Red blood cells develop in the bone marrow, which is the sponge-like tissue inside your bones. Your body normally destroys old or faulty red blood cells in the spleen or other parts of your body through a process called hemolysis. Hemolytic anemia occurs when you have a low number of red blood cells due to too much hemolysis in the body.
There are many types of hemolytic anemia, which doctors diagnose based on the underlying cause of your anemia. Certain conditions can cause hemolysis to happen too fast or too often. Conditions that may lead to hemolytic anemia include inherited blood disorders such as sickle cell disease or thalassemia, autoimmune disorders, bone marrow failure, or infections. Some medicines or side effects to blood transfusions may cause hemolytic anemia.
Hemolytic anemia can develop suddenly or slowly, and it can be mild or severe. Signs and symptoms may include fatigue, dizziness, heart palpitations, pale skin, headache, confusion, jaundice, and a spleen or liver that is larger than normal. Severe hemolytic anemia can cause chills, fever, pain in the back and abdomen, or shock. Severe hemolytic anemia that is not treated or controlled can lead to serious complications, such as irregular heart rhythms called arrhythmias; cardiomyopathy, in which the heart grows larger than normal; or heart failure.
To diagnose hemolytic anemia, your doctor will do a physical exam and order blood tests. Additional tests may include a urine test, a bone marrow test, or genetic tests. People who are diagnosed with mild hemolytic anemia may not need treatment at all. For others, hemolytic anemia can often be treated or controlled. Treatments may include lifestyle changes, medicines, blood transfusions, blood and bone marrow transplants, or surgery to remove the spleen. If your hemolytic anemia is caused by medicines or another health condition, your doctor may change your treatment to control or stop the hemolytic anemia.
Hepatitis B is a contamination of your liver. It can cause scarring of the organ, liver disappointment, and malignant growth. It very well may be deadly in the event that it isn't dealt with.
It's spread when individuals interact with the blood, open injuries, or body liquids of somebody who has the hepatitis B infection.
It's not kidding, however on the off chance that you get the malady as a grownup, it shouldn't keep going quite a while. Your body fends it off inside a couple of months, and you're invulnerable for a mindblowing remainder. That implies you can't get it once more. In any case, on the off chance that you get it during childbirth, it' improbable to leave.

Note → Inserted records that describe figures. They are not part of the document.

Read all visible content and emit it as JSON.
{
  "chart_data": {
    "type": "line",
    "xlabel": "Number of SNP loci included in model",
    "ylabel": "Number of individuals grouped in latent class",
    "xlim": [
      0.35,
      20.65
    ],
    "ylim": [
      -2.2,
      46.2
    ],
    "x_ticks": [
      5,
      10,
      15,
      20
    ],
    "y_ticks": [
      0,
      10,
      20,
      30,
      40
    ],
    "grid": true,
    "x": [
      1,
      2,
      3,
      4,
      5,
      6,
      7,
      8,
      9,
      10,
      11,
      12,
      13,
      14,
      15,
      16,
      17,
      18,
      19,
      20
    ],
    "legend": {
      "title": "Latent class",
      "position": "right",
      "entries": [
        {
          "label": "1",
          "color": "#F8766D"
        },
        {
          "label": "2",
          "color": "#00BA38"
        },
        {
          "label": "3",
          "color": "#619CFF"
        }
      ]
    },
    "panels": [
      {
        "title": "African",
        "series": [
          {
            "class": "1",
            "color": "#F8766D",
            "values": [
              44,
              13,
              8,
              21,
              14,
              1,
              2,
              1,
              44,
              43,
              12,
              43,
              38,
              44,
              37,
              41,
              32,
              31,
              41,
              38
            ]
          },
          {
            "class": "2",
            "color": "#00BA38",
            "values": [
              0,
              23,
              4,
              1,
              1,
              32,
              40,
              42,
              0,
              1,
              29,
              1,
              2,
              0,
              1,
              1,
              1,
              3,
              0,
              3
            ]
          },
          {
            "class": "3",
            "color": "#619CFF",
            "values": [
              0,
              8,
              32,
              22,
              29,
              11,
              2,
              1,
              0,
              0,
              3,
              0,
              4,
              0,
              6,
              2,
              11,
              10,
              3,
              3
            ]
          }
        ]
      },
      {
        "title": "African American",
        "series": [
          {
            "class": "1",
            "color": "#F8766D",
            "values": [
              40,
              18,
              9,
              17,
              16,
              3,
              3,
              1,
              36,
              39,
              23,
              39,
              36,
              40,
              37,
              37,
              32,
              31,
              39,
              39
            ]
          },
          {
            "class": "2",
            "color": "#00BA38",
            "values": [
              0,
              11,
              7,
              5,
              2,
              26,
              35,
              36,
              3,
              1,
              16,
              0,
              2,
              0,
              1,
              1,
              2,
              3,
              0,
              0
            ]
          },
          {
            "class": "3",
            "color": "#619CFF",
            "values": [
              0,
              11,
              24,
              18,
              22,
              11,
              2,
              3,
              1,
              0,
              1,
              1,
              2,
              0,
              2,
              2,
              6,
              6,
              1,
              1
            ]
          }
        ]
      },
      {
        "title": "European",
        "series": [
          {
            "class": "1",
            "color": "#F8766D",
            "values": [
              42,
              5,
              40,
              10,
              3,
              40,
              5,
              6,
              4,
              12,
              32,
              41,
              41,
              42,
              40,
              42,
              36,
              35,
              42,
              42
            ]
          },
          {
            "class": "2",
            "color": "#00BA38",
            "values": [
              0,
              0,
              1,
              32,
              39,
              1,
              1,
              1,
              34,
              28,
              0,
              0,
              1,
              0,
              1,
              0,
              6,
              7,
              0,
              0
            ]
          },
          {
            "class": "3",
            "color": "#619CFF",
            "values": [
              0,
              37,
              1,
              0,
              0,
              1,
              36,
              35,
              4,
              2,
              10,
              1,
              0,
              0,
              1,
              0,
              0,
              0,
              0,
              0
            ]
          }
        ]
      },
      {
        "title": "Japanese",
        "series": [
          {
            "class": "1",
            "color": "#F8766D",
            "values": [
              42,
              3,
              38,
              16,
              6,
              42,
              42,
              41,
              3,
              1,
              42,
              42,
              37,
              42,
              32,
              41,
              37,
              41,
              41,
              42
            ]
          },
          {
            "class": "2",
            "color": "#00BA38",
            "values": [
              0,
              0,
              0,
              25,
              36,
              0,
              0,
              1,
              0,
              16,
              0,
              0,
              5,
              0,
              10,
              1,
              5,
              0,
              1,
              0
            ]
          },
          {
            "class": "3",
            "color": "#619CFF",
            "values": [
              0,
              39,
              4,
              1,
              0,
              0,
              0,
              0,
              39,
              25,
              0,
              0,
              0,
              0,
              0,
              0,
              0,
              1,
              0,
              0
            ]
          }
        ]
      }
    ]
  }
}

The liver is an organ about the size of a football. It sits just under your rib cage on the right side of your abdomen. The liver is essential for digesting food and ridding your body of toxic substances.
Liver disease can be inherited (genetic). Liver problems can also be caused by a variety of factors that damage the liver, such as viruses, alcohol use and obesity.
Over time, conditions that damage the liver can lead to scarring (cirrhosis), which can lead to liver failure, a life-threatening condition. But early treatment may give the liver time to heal.
Rhesus disease is a condition where antibodies in a pregnant woman's blood destroy her baby's blood cells. Rhesus disease doesn't harm the mother, but it can cause the baby to become anaemic and develop jaundice.
Rhesus disease is one of the diseases which can cause jaundice.
Rhesus disease can only happen if a mother's blood type is Rhesus negative and her baby's blood type is Rhesus positive. The mother's immune system produces antibodies that react against her baby's blood. The baby's red blood cells break down. The medical word for this process is haemolysis. It leads to more bilirubin being produced than normal and a high chance of jaundice.
A mother's blood type is routinely checked at the beginning of pregnancy. All women who are Rhesus negative have extra blood tests during pregnancy to check if they are making Rhesus antibodies. The baby's blood group is not known at this stage. It is checked after birth. If a baby is at risk of Rhesus disease, there are several treatments.